Dear Divine Ma,

What Do You Want Me to Learn Today?

“Don’t you think it’s time to see what you’re really feeling about your mother’s passing? Don’t you think it’s possible that you might be stuffing unclaimed feelings under your psychological rug? What are you afraid of?”

I’m afraid I might show that I’m weak. That I’m frail. That I can’t cope in life on my own without a parent to guide me. Everything I did might have been in relation to my parents. Now that they’re both gone, where am I going to place my polestar now? 

“I thought you always claimed your guru was your polestar?” 
Well, that’s a good affirmation, but is it completely true? To tell you the truth, I’m not exactly sure where my polestar is.
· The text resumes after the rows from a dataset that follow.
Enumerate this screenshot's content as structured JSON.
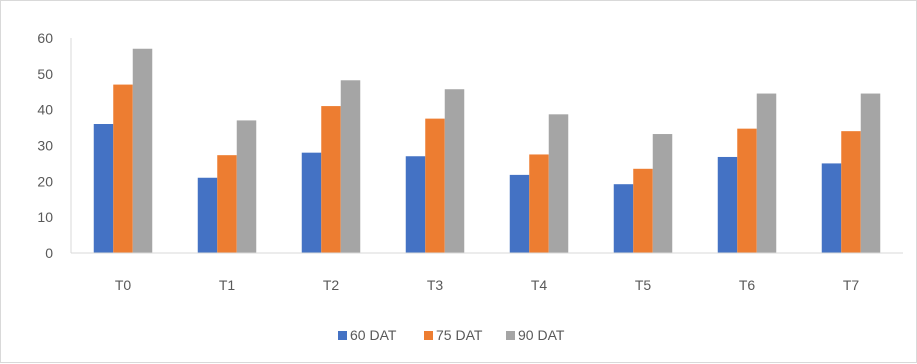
{
  "chart_data": {
    "type": "bar",
    "categories": [
      "T0",
      "T1",
      "T2",
      "T3",
      "T4",
      "T5",
      "T6",
      "T7"
    ],
    "series": [
      {
        "name": "60 DAT",
        "color": "#4472c4",
        "values": [
          36,
          21,
          28,
          27,
          21.8,
          19.2,
          26.8,
          25
        ]
      },
      {
        "name": "75 DAT",
        "color": "#ed7d31",
        "values": [
          47,
          27.3,
          41,
          37.5,
          27.5,
          23.5,
          34.7,
          34
        ]
      },
      {
        "name": "90 DAT",
        "color": "#a5a5a5",
        "values": [
          57,
          37,
          48.2,
          45.7,
          38.7,
          33.2,
          44.5,
          44.5
        ]
      }
    ],
    "title": "",
    "xlabel": "",
    "ylabel": "",
    "ylim": [
      0,
      60
    ],
    "yticks": [
      "0",
      "10",
      "20",
      "30",
      "40",
      "50",
      "60"
    ],
    "grid": false,
    "legend": "bottom"
  }
}
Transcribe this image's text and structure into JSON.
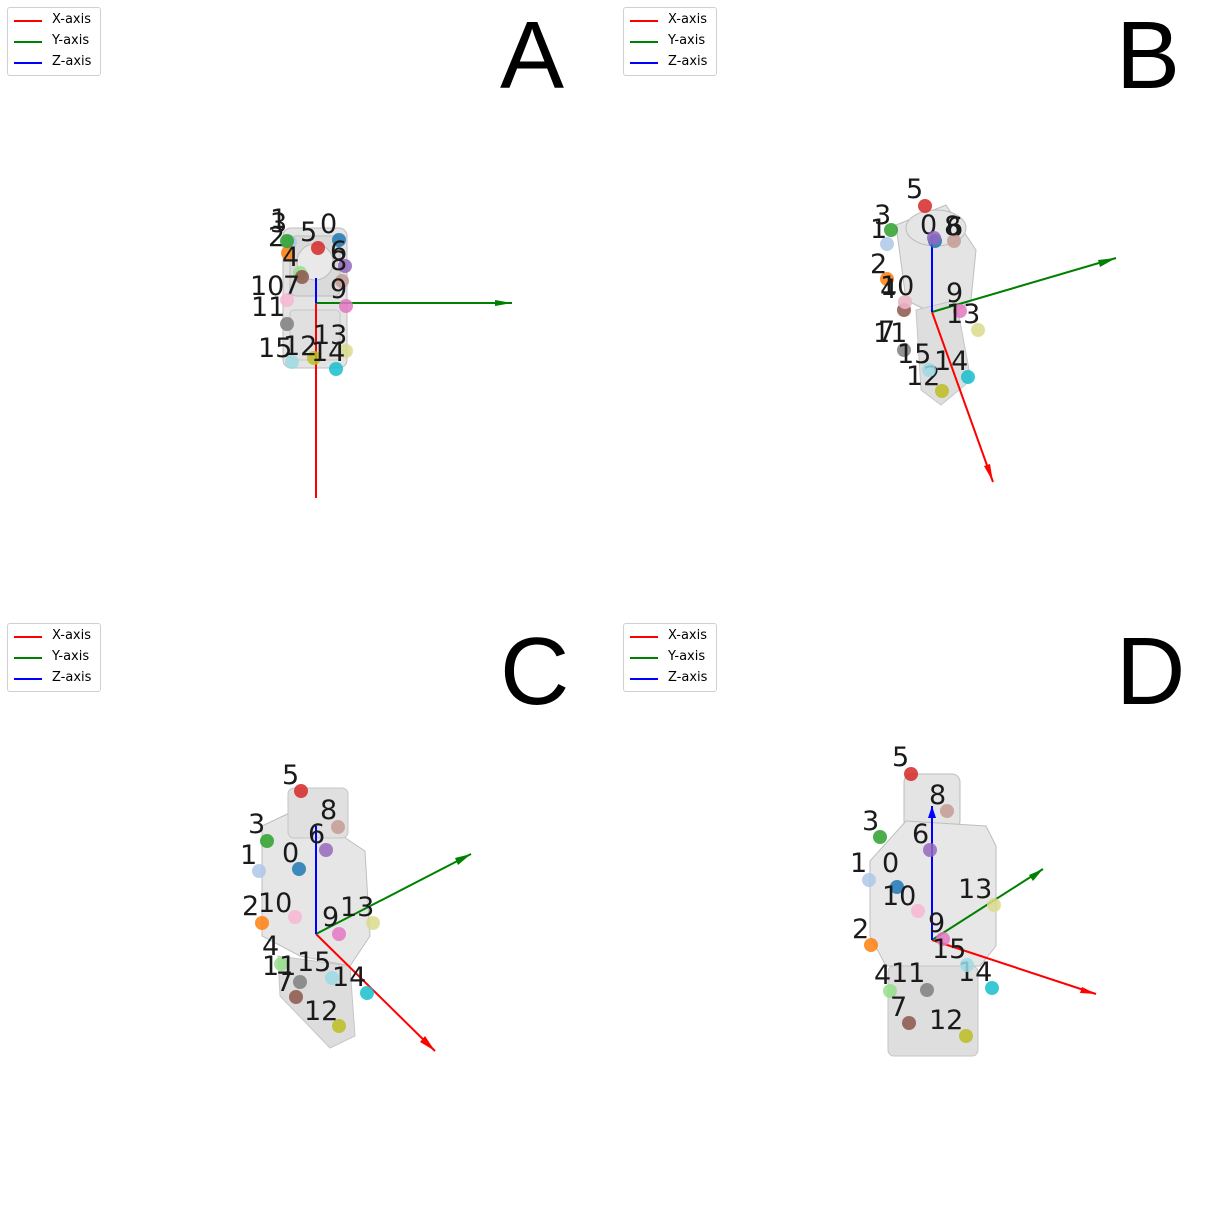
{
  "legend": [
    {
      "label": "X-axis",
      "color": "#ff0000"
    },
    {
      "label": "Y-axis",
      "color": "#008000"
    },
    {
      "label": "Z-axis",
      "color": "#0000ff"
    }
  ],
  "keypoint_colors": [
    "#1f77b4",
    "#aec7e8",
    "#ff7f0e",
    "#2ca02c",
    "#98df8a",
    "#d62728",
    "#9467bd",
    "#8c564b",
    "#c49c94",
    "#e377c2",
    "#f7b6d2",
    "#7f7f7f",
    "#bcbd22",
    "#dbdb8d",
    "#17becf",
    "#9edae5"
  ],
  "panels": [
    {
      "letter": "A",
      "keypoints": [
        "0",
        "1",
        "2",
        "3",
        "4",
        "5",
        "6",
        "7",
        "8",
        "9",
        "10",
        "11",
        "12",
        "13",
        "14",
        "15"
      ]
    },
    {
      "letter": "B",
      "keypoints": [
        "0",
        "1",
        "2",
        "3",
        "4",
        "5",
        "6",
        "7",
        "8",
        "9",
        "10",
        "11",
        "12",
        "13",
        "14",
        "15"
      ]
    },
    {
      "letter": "C",
      "keypoints": [
        "0",
        "1",
        "2",
        "3",
        "4",
        "5",
        "6",
        "7",
        "8",
        "9",
        "10",
        "11",
        "12",
        "13",
        "14",
        "15"
      ]
    },
    {
      "letter": "D",
      "keypoints": [
        "0",
        "1",
        "2",
        "3",
        "4",
        "5",
        "6",
        "7",
        "8",
        "9",
        "10",
        "11",
        "12",
        "13",
        "14",
        "15"
      ]
    }
  ]
}
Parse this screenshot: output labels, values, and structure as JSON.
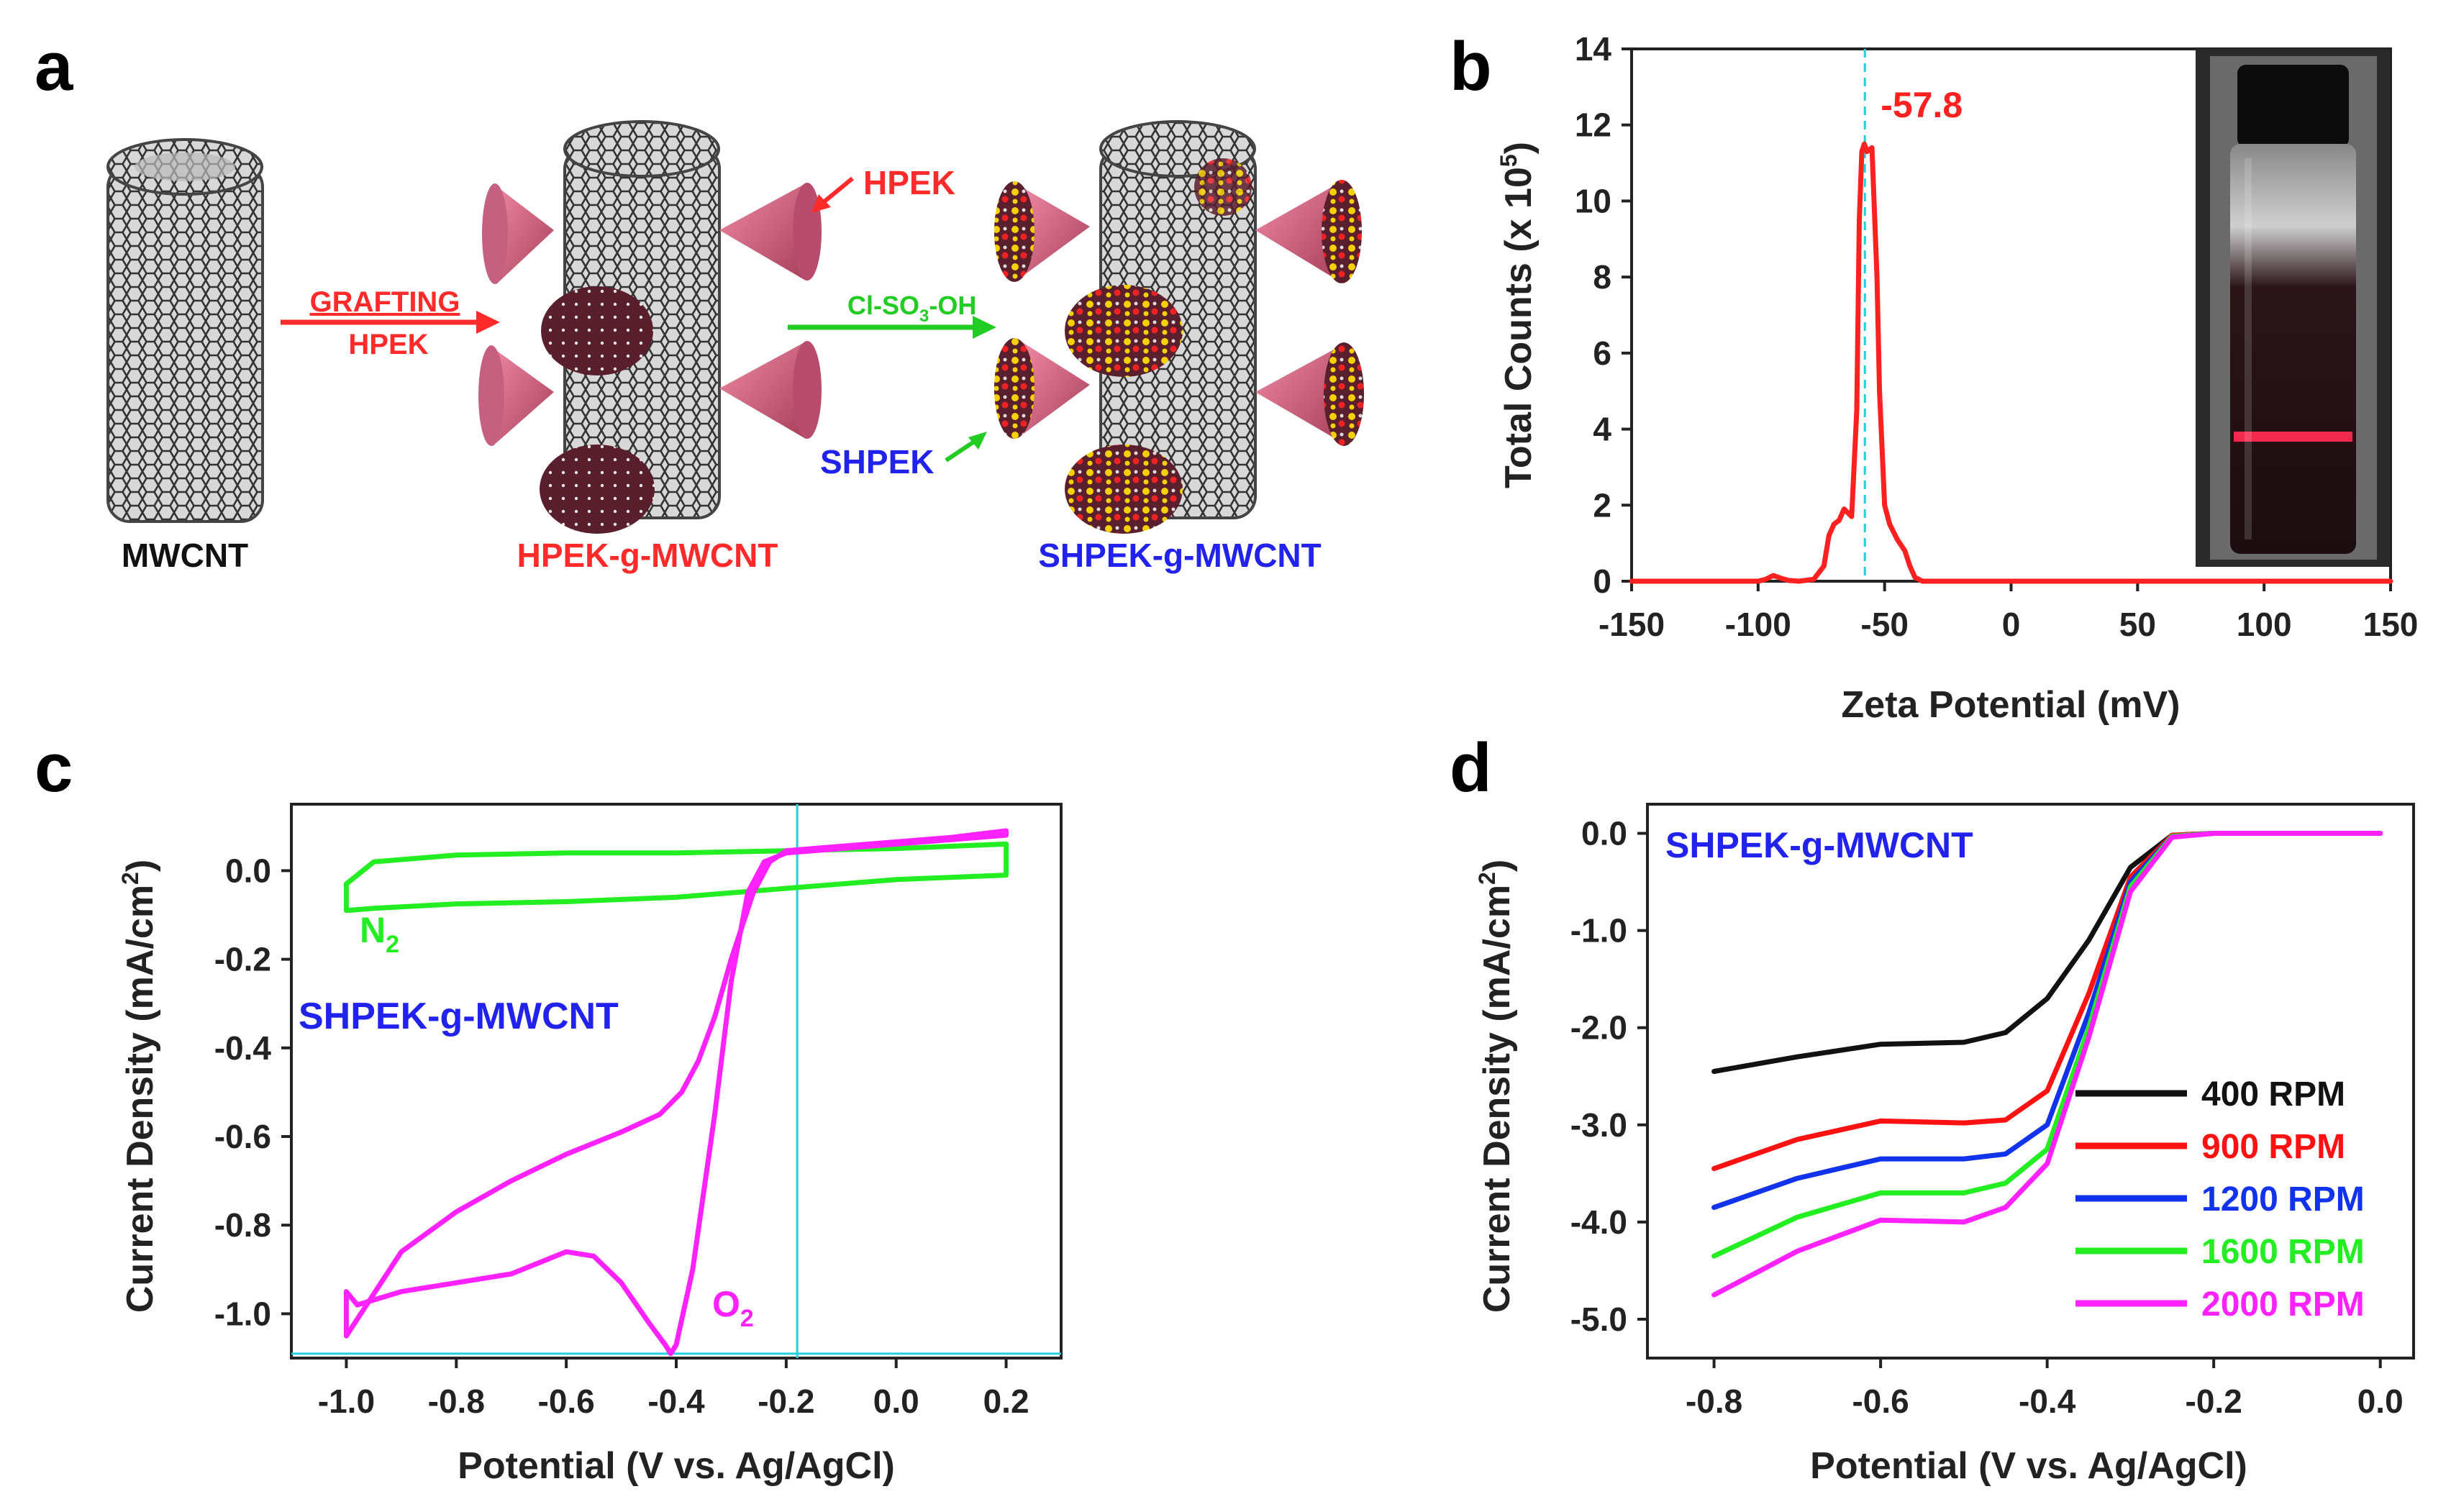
{
  "panels": {
    "a": {
      "letter": "a",
      "labels": {
        "mwcnt": "MWCNT",
        "hpek_g_mwcnt": "HPEK-g-MWCNT",
        "shpek_g_mwcnt": "SHPEK-g-MWCNT",
        "grafting": "GRAFTING",
        "hpek_arrow": "HPEK",
        "hpek_pointer": "HPEK",
        "reagent_main": "Cl-SO",
        "reagent_sub": "3",
        "reagent_tail": "-OH",
        "shpek_pointer": "SHPEK"
      },
      "colors": {
        "red": "#ff2a2a",
        "green": "#22cc22",
        "blue": "#2222ee",
        "cone": "#d9607f",
        "tube": "#444444"
      }
    },
    "b": {
      "letter": "b",
      "ylabel_main": "Total Counts (x 10",
      "ylabel_sup": "5",
      "ylabel_tail": ")",
      "inset_name": "vial-photo"
    },
    "c": {
      "letter": "c",
      "ylabel_main": "Current Density (mA/cm",
      "ylabel_sup": "2",
      "ylabel_tail": ")"
    },
    "d": {
      "letter": "d",
      "ylabel_main": "Current Density (mA/cm",
      "ylabel_sup": "2",
      "ylabel_tail": ")"
    }
  },
  "chart_data": [
    {
      "id": "b",
      "type": "line",
      "title": "",
      "xlabel": "Zeta Potential (mV)",
      "ylabel": "Total Counts (x 10^5)",
      "xlim": [
        -150,
        150
      ],
      "ylim": [
        0,
        14
      ],
      "xticks": [
        -150,
        -100,
        -50,
        0,
        50,
        100,
        150
      ],
      "yticks": [
        0,
        2,
        4,
        6,
        8,
        10,
        12,
        14
      ],
      "annotation": "-57.8",
      "peak_marker_x": -57.8,
      "series": [
        {
          "name": "zeta",
          "color": "#ff2020",
          "x": [
            -150,
            -100,
            -97,
            -94,
            -91,
            -88,
            -84,
            -78,
            -74,
            -72,
            -70,
            -68,
            -66,
            -63,
            -61,
            -60,
            -59,
            -58,
            -57,
            -55,
            -53,
            -52,
            -50,
            -48,
            -45,
            -42,
            -40,
            -38,
            -35,
            0,
            150
          ],
          "y": [
            0,
            0,
            0.05,
            0.15,
            0.08,
            0.02,
            0,
            0.05,
            0.4,
            1.2,
            1.5,
            1.6,
            1.9,
            1.7,
            4.5,
            9.5,
            11.3,
            11.5,
            11.3,
            11.4,
            8.0,
            5.0,
            2.0,
            1.5,
            1.1,
            0.8,
            0.4,
            0.1,
            0,
            0,
            0
          ]
        }
      ]
    },
    {
      "id": "c",
      "type": "line",
      "title": "",
      "xlabel": "Potential (V vs. Ag/AgCl)",
      "ylabel": "Current Density (mA/cm^2)",
      "xlim": [
        -1.1,
        0.3
      ],
      "ylim": [
        -1.1,
        0.15
      ],
      "xticks": [
        -1.0,
        -0.8,
        -0.6,
        -0.4,
        -0.2,
        0.0,
        0.2
      ],
      "yticks": [
        0.0,
        -0.2,
        -0.4,
        -0.6,
        -0.8,
        -1.0
      ],
      "annotation_text": "SHPEK-g-MWCNT",
      "crosshair": {
        "x": -0.18,
        "y": -1.09
      },
      "series": [
        {
          "name": "N",
          "sub": "2",
          "color": "#22ee22",
          "x": [
            0.2,
            0.0,
            -0.2,
            -0.4,
            -0.6,
            -0.8,
            -0.95,
            -1.0,
            -1.0,
            -0.95,
            -0.8,
            -0.6,
            -0.4,
            -0.2,
            0.0,
            0.2,
            0.2
          ],
          "y": [
            0.06,
            0.05,
            0.045,
            0.04,
            0.04,
            0.035,
            0.02,
            -0.03,
            -0.09,
            -0.085,
            -0.075,
            -0.07,
            -0.06,
            -0.04,
            -0.02,
            -0.01,
            0.06
          ]
        },
        {
          "name": "O",
          "sub": "2",
          "color": "#ff22ff",
          "x": [
            0.2,
            0.1,
            0.0,
            -0.1,
            -0.2,
            -0.23,
            -0.26,
            -0.3,
            -0.33,
            -0.36,
            -0.39,
            -0.43,
            -0.5,
            -0.6,
            -0.7,
            -0.8,
            -0.9,
            -1.0,
            -1.0,
            -0.98,
            -0.9,
            -0.8,
            -0.7,
            -0.6,
            -0.55,
            -0.5,
            -0.45,
            -0.42,
            -0.41,
            -0.4,
            -0.37,
            -0.33,
            -0.3,
            -0.27,
            -0.24,
            -0.2,
            -0.1,
            0.0,
            0.1,
            0.2,
            0.2
          ],
          "y": [
            0.09,
            0.075,
            0.065,
            0.055,
            0.045,
            0.02,
            -0.05,
            -0.2,
            -0.33,
            -0.43,
            -0.5,
            -0.55,
            -0.59,
            -0.64,
            -0.7,
            -0.77,
            -0.86,
            -1.05,
            -0.95,
            -0.98,
            -0.95,
            -0.93,
            -0.91,
            -0.86,
            -0.87,
            -0.93,
            -1.02,
            -1.07,
            -1.09,
            -1.07,
            -0.9,
            -0.55,
            -0.25,
            -0.05,
            0.02,
            0.04,
            0.05,
            0.06,
            0.07,
            0.08,
            0.09
          ]
        }
      ]
    },
    {
      "id": "d",
      "type": "line",
      "title": "",
      "xlabel": "Potential (V vs. Ag/AgCl)",
      "ylabel": "Current Density (mA/cm^2)",
      "xlim": [
        -0.88,
        0.04
      ],
      "ylim": [
        -5.4,
        0.3
      ],
      "xticks": [
        -0.8,
        -0.6,
        -0.4,
        -0.2,
        0.0
      ],
      "yticks": [
        0.0,
        -1.0,
        -2.0,
        -3.0,
        -4.0,
        -5.0
      ],
      "annotation_text": "SHPEK-g-MWCNT",
      "legend": "middle-right",
      "series": [
        {
          "name": "400 RPM",
          "color": "#111111",
          "x": [
            -0.8,
            -0.7,
            -0.6,
            -0.5,
            -0.45,
            -0.4,
            -0.35,
            -0.3,
            -0.25,
            -0.2,
            -0.1,
            0.0
          ],
          "y": [
            -2.45,
            -2.3,
            -2.17,
            -2.15,
            -2.05,
            -1.7,
            -1.1,
            -0.35,
            -0.02,
            0.0,
            0.0,
            0.0
          ]
        },
        {
          "name": "900 RPM",
          "color": "#ff1111",
          "x": [
            -0.8,
            -0.7,
            -0.6,
            -0.5,
            -0.45,
            -0.4,
            -0.35,
            -0.3,
            -0.25,
            -0.2,
            -0.1,
            0.0
          ],
          "y": [
            -3.45,
            -3.15,
            -2.96,
            -2.98,
            -2.95,
            -2.65,
            -1.65,
            -0.45,
            -0.02,
            0.0,
            0.0,
            0.0
          ]
        },
        {
          "name": "1200 RPM",
          "color": "#1133ee",
          "x": [
            -0.8,
            -0.7,
            -0.6,
            -0.5,
            -0.45,
            -0.4,
            -0.35,
            -0.3,
            -0.25,
            -0.2,
            -0.1,
            0.0
          ],
          "y": [
            -3.85,
            -3.55,
            -3.35,
            -3.35,
            -3.3,
            -3.0,
            -1.85,
            -0.5,
            -0.03,
            0.0,
            0.0,
            0.0
          ]
        },
        {
          "name": "1600 RPM",
          "color": "#22ee22",
          "x": [
            -0.8,
            -0.7,
            -0.6,
            -0.5,
            -0.45,
            -0.4,
            -0.35,
            -0.3,
            -0.25,
            -0.2,
            -0.1,
            0.0
          ],
          "y": [
            -4.35,
            -3.95,
            -3.7,
            -3.7,
            -3.6,
            -3.25,
            -2.0,
            -0.55,
            -0.03,
            0.0,
            0.0,
            0.0
          ]
        },
        {
          "name": "2000 RPM",
          "color": "#ff22ff",
          "x": [
            -0.8,
            -0.7,
            -0.6,
            -0.5,
            -0.45,
            -0.4,
            -0.35,
            -0.3,
            -0.25,
            -0.2,
            -0.1,
            0.0
          ],
          "y": [
            -4.75,
            -4.3,
            -3.98,
            -4.0,
            -3.85,
            -3.4,
            -2.1,
            -0.6,
            -0.04,
            0.0,
            0.0,
            0.0
          ]
        }
      ]
    }
  ]
}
Partly my teacher Asha Praver, partly Swami Kriyananda, partly my spiritual master, Yogananda. But how much was it my mother all along? I can’t tell. I’ve never known. I still feel no emotions about mom’s passing. Actually, I’m happy for her that she’s no longer in discomfort. I know she’s in a better place. And I’m happy that she has re-discovered her husband. What’s there to be unhappy about? She has not been the center of my life for a long time. We held her up these last few years, not the other way around. So let her go. She is finally free. She wanted that for so long. She was so very tired of dragging that difficult body around all the time. She is in the next stage of her journey, discovering wonderful new surprises she never thought existed. Be happy for her!